Shoppers Want Loyalty Programs
But Value Privacy, Says NRF Study

Retailers will need to strike a balance between offering loyalty programs and collecting customer information.

That’s the key message from an NRF Foundation report released at the annual National Retail Federation show in New York. The report, co-developed with Adjoined Consulting and sponsored by SAP,  provides insights into what retailers can do to better meet untapped shopper desires and increase revenues and market shares.

Now more than ever, retailers are being challenged to create loyalty among their customers.  According to the study, the number of shoppers stating that they were long-term loyal customers dropped in 2006 to only 77.2 percent compared to 83.8 percent in 2005. 

While consumers do want to pledge their loyalty, retailers are going to have a tough time figuring out just how to build their allegiance, according to the report. That’s because consumers are only willing to share a small portion of the much-needed personal information that retailers need to develop traditional loyalty programs.

According to the study, the most acceptable information shoppers were willing to give retailers include their name (89.8%), e-mail address (78.1%), street address (60.7%), and past transactions (46.8%).  Consumers were least likely to allow retailers to track weight (14.4%), income (12.5%), job title (12.1%), employer (10.9%) and net worth (8.2%).

“Retailers looking to create loyalty will need to walk a fine line between specializing their services to customers and invading their privacy,” said Kathy Mance, NRF Foundation Vice President.  “The more trust and goodwill a retailer builds, the more likely it is they will have a long-term loyal customer base.”

When it comes to reaching new customers in 2006, television (31.7%) has replaced direct mail (21.0%) as the best way to influence their selection of a new retailer.
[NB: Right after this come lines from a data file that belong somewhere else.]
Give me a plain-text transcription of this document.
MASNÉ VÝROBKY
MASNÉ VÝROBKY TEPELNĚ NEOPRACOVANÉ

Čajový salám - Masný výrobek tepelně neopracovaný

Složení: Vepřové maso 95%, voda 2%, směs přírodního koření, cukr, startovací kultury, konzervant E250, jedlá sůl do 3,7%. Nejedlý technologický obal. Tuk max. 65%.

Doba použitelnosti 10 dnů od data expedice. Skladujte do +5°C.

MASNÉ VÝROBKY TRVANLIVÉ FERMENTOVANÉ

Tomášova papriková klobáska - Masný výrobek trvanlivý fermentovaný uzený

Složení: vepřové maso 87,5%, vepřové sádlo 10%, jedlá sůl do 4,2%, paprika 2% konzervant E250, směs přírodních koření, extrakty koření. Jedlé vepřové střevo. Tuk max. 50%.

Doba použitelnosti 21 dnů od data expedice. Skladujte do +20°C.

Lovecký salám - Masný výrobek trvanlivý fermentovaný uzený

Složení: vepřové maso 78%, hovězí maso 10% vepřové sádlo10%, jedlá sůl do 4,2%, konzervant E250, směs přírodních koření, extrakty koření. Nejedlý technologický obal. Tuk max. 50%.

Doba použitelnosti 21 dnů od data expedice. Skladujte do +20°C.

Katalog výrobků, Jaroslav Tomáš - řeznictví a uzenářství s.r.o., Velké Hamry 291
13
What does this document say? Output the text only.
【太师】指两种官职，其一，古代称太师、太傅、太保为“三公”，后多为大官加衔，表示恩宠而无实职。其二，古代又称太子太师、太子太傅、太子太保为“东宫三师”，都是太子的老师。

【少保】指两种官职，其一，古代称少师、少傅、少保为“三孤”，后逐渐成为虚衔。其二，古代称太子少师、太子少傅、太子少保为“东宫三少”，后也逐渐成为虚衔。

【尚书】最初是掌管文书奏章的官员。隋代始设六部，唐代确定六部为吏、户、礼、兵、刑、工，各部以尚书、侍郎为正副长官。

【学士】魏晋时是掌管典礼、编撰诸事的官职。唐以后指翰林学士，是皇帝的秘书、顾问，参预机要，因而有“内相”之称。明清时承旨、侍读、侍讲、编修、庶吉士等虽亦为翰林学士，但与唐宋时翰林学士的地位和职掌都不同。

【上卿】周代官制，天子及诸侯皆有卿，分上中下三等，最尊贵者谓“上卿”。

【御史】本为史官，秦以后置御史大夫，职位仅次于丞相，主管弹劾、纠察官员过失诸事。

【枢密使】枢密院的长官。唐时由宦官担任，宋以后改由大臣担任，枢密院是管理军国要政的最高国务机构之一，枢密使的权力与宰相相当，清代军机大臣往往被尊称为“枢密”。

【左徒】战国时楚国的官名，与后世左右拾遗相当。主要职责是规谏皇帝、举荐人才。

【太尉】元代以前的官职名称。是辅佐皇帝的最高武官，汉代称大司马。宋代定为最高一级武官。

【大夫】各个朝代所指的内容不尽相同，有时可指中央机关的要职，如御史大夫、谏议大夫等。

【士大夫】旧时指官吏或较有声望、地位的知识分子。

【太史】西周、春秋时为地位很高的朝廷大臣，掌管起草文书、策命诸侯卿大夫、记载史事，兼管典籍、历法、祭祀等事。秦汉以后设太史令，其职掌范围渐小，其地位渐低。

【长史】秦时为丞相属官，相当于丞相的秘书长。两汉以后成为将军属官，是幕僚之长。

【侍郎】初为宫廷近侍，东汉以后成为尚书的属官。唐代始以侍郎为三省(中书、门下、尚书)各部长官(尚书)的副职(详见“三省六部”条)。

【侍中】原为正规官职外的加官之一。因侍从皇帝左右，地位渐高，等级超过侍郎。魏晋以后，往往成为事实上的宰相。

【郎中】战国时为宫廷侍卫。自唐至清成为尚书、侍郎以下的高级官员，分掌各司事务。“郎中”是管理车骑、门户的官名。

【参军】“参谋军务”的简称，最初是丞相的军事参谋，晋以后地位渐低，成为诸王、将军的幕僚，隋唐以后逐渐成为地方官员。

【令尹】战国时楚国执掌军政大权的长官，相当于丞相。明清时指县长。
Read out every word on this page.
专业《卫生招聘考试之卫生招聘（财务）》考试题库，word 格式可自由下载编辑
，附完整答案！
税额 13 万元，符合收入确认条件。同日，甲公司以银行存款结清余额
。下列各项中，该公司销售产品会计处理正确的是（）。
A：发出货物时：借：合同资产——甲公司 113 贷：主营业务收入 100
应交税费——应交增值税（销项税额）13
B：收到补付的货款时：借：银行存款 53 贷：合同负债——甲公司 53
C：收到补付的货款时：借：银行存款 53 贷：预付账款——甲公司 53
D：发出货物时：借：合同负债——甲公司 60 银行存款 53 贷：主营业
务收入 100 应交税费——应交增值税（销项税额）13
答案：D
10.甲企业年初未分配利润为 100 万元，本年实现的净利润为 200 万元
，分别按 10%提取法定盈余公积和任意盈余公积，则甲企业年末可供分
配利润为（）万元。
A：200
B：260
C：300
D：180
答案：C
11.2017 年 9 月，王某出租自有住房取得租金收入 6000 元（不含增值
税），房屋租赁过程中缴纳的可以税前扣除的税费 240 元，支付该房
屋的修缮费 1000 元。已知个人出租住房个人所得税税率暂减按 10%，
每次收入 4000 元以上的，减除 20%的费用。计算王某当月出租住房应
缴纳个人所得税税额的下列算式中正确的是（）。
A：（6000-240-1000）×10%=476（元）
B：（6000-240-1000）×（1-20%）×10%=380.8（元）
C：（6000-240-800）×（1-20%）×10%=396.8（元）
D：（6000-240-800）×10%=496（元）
Another underestimated, but influential media choice, was word-of-mouth (17.7%). 

While Internet advertising continues to grow exponentially, it still has little influence over consumers looking to choose a new retailer. Only 3.5 percent of consumers found Internet advertising effective. Other ineffective advertising choices included advertising before a movie (2.3%) product placement (1.8%), and radio ads (0.4%).

“While the fading of the 30-second spot is underway on Madison Avenue, retail consumers clearly still see TV as the most effective way to choose a ‘new’ retailer,” said Gary A. Williams, managing officer of research for Adjoined Consulting.  “Traditional advertising isn’t going away anytime soon, but is more likely to morph into the integrated channel approach consumers already desire when making a purchase.”

A key finding in the 2005 report was that consumers wanted to be able to shop and buy seamlessly across multiple channels such as the physical store, online and catalog.  Today, consumers are rewarding retailers that employ a true integrated multi-channel approach to the shopping experience. Most consumers (70.2%) use a combination of all three shopping channels compared to stores (only 17.5%) or online (only 2.9%).  Of those consumers who choose physical locations, indoor malls (36.0%) were the preferred option, followed by stand alone (28.4%) and strip malls (14.5%).